Die 1987 vom Bayerischen Kriegsarchiv aufgestellte These, nach der die bayerischen Offiziere der napoleonischen Zeit politisch uninteressiert waren, wird kritisch hinterfragt. So heißt es etwa über den General der Artillerie von Triva: Triva war Offizier, er war, wenn man so will, Moralist; Politik war ihm verschlossen und das politische Geschäft war ihm, wenn er auf Montgelas blickte, wohl ein Greuel. Bei aller Treue und Loyalität gegenüber seinem König, er enthielt sich auch hier einer politischen Stellungnahme. (…) Er war unpolitisch, er war Soldat.112

Ein weiteres Untersuchungsfeld ist die soziale Einbindung des Offizierskorps. Das Korps wird als eine gesellschaftliche Gruppe gesehen, deren ökonomische und soziale Rahmenbedingungen näher erläutert werden. Vor allem etwaige Veränderungen, verbunden mit Auswirkungen auf den Alltag der Soldaten während der Herrschaft Max Josephs, stehen dabei im Fokus der Untersuchung.

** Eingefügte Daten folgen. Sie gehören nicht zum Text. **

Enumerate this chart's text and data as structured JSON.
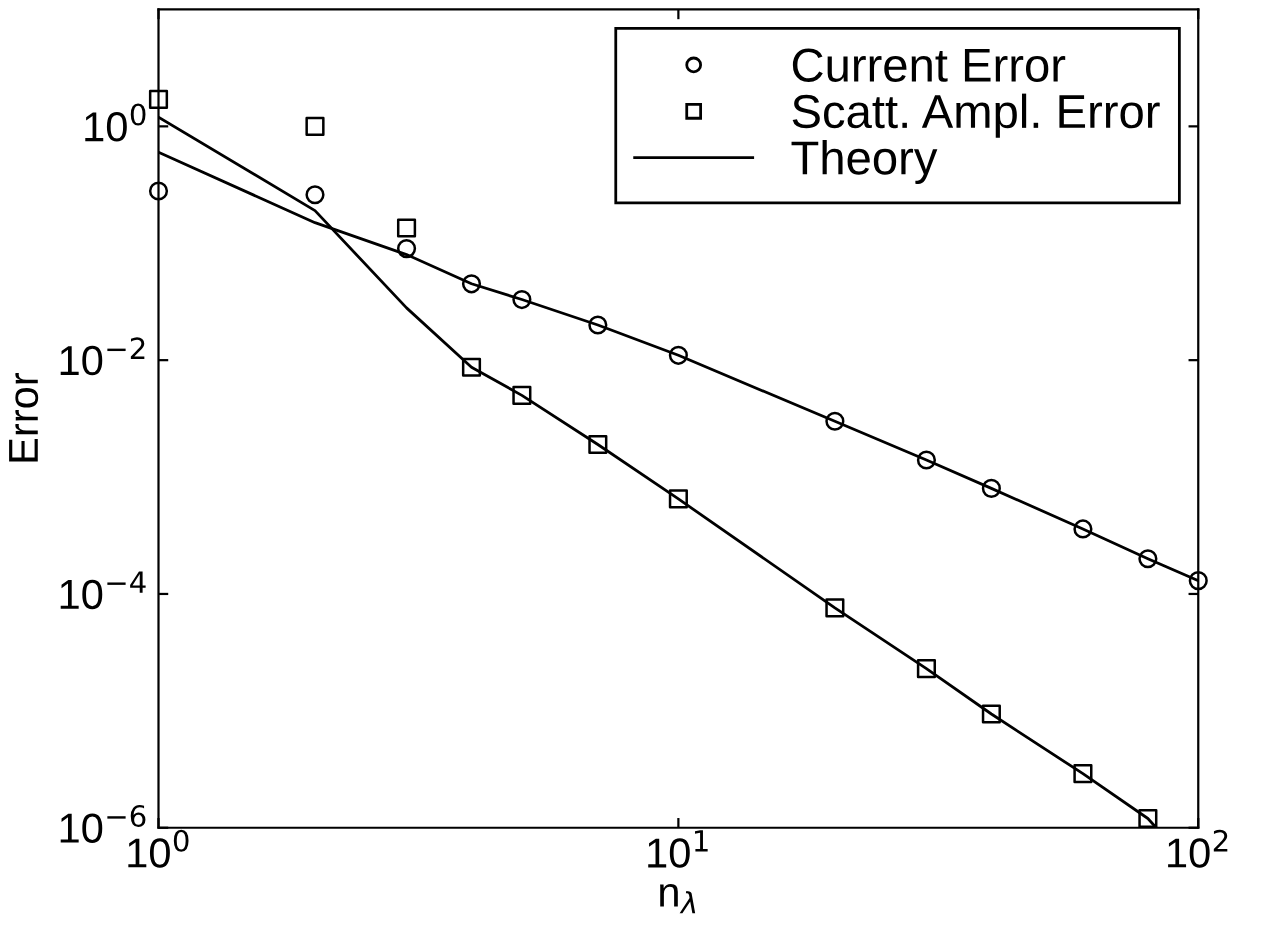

Damit soll deutlich gemacht werden, ob und wie sich die Rolle der Armee innerhalb der bayerischen Gesellschaft gewandelt hat. Zu klären gilt es im Speziellen, wie groß die soziale Homogenität, insbesondere auch im Bereich der Rekrutierung innerhalb des Standes der Offiziere zu Beginn des 19. Jahrhunderts, war. Konkret bedeutet dies, den Anteil des Adels gegenüber den Offizieren bürgerlicher Herkunft während der napoleonischen Kriege zu überprüfen und mögliche Veränderungen aufzuzeigen. Dabei erscheint es sinnvoll, zwischen den Gebieten des alten Kurfürstentums und den von Napoleon an Bayern gegebenen zu unterscheiden. Der Integrationsprozess der Offiziere aus fränkischen und schwäbischen Gebieten wird gesondert betrachtet. Eigene empirische Untersuchungen dienen dazu, ein umfassenderes Bild von der inneren Beschaffenheit des Korps zu gewinnen. Diesbezügliche Grundlagen fehlen bisher in der Forschung. Das Thema „Zwischen eigenstaatlicher Souveränität und napoleonischem Imperialismus: Das bayerische Offizierskorps 1799–1815“ bietet eine dreifache Perspektive. Geografisch liegt der Schwerpunkt auf Bayern einschließlich der dazugewonnen Gebiete. Zeitlich ordnet sich 112 Rainer Braun: Bayern und seine Armee. München 1987, S. 22f.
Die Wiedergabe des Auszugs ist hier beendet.